Должно быть, я выгляжу душевнобольной, переводя взгляд от двери, которую он закрыл за собой, к бронзовому ключу, прожигающему мою руку, и к Кэннону, а потом снова повторяю все по кругу.
– Больше никаких отговорок. Ты напугана? – спрашивает Кэннон.
– Нет! – огрызаюсь я. Я не напугана. Я давно ждала этой возможности. Чтобы покончить с этим раз и навсегда. Так ведь?
– Ох, думаю, ты имеешь в виду «да». Знаешь, даже когда ты прячешься и строишь стену за стеной, я все равно нахожу тебя, вижу тебя. Так что тебе следует выйти и позволить любому увидеть твою красоту.
Его мягкая улыбка больше наполнена любовью, чем жалостью, поэтому, пощадив его, я бросаюсь в его объятия. Но я никогда не признаюсь, что жутко напугана. Он целует меня в макушку.
– Я рядом.
Несмотря на то, что мне требовалось название банка или улицы, но и бронзовая лошадь – весьма примечательный ориентир.

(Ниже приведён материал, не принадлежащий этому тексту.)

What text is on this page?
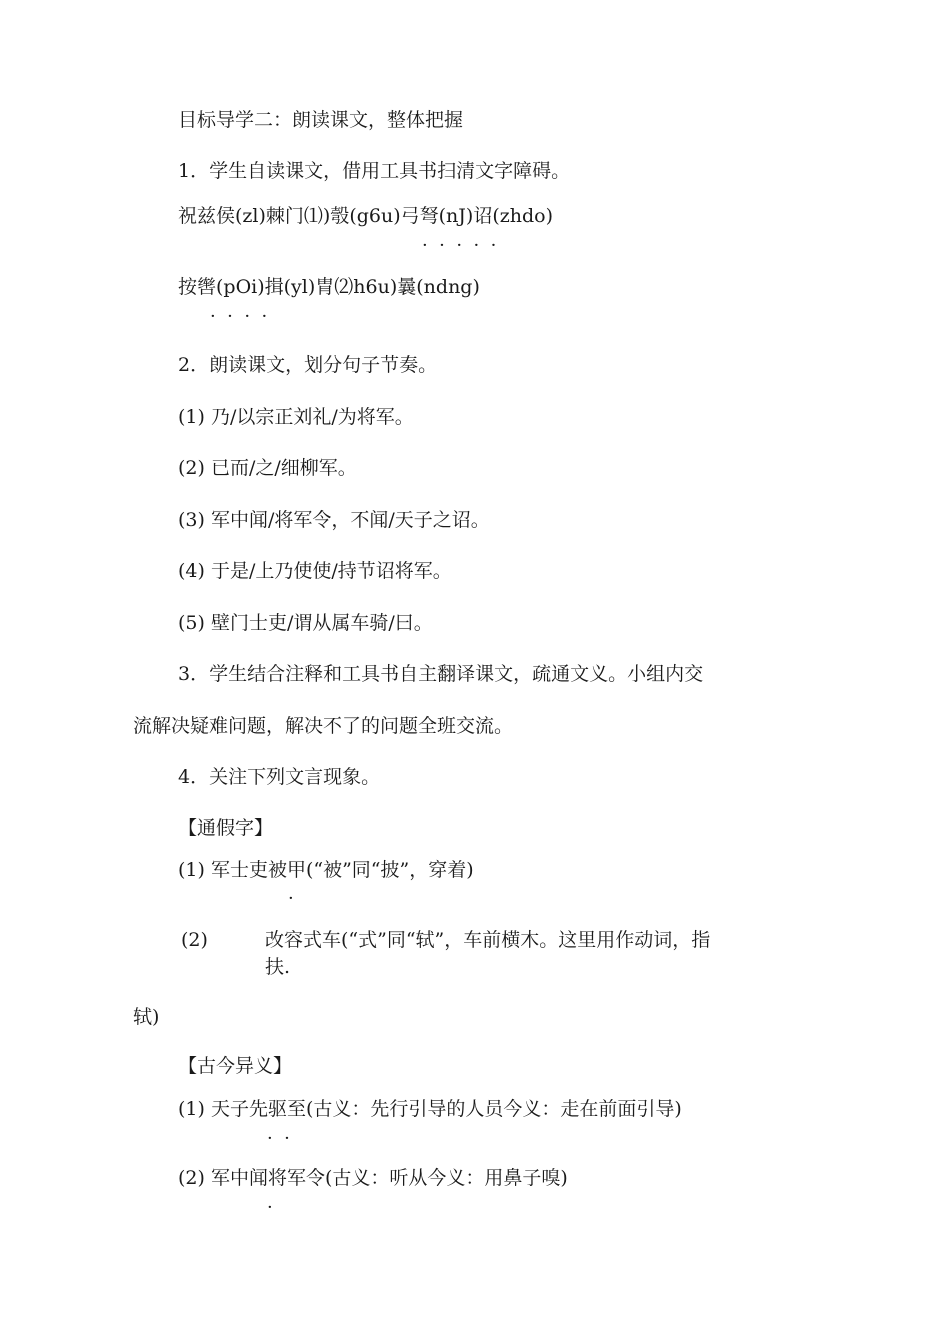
目标导学二：朗读课文，整体把握
1．学生自读课文，借用工具书扫清文字障碍。
祝兹侯(zl)棘门⑴)彀(g6u)弓弩(nJ)诏(zhdo)
·  ·  ·  ·  ·
按辔(pOi)揖(yl)胄⑵h6u)曩(ndng)
·  ·  ·  ·
2．朗读课文，划分句子节奏。
(1) 乃/以宗正刘礼/为将军。
(2) 已而/之/细柳军。
(3) 军中闻/将军令，不闻/天子之诏。
(4) 于是/上乃使使/持节诏将军。
(5) 壁门士吏/谓从属车骑/曰。
3．学生结合注释和工具书自主翻译课文，疏通文义。小组内交
流解决疑难问题，解决不了的问题全班交流。
4．关注下列文言现象。
【通假字】
(1) 军士吏被甲(“被”同“披”，穿着)
·
(2)	改容式车(“式”同“轼”，车前横木。这里用作动词，指
扶.
轼)
【古今异义】
(1) 天子先驱至(古义：先行引导的人员今义：走在前面引导)
·  ·
(2) 军中闻将军令(古义：听从今义：用鼻子嗅)
·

Я прошу Кэннона не глушить двигатель на случай, если я просто забью на эту тайную ячейку и вместо этого ограблю заведение. Но как вы думаете, что он сделал?
Выключил двигатель и, переплетая свои пальцы с моими, открыл двери и предложил мне войти первой, прошептав за моей спиной «я люблю тебя».
Кто бы сомневался.
Красивая темноволосая женщина с бейджем, на котором написано «Риза, управляющий», приветствует нас в двух шагах от входа. Лучше бы ей здесь и стоять, поскольку им нужны все посетители, которых они только могут заполучить, чтобы окупить эту уродливую лошадь перед входом.
Почему Кэннон сморщивает свой прелестный нос, глядя на меня? Даже не знаю. Я ведь не сказала этого вслух.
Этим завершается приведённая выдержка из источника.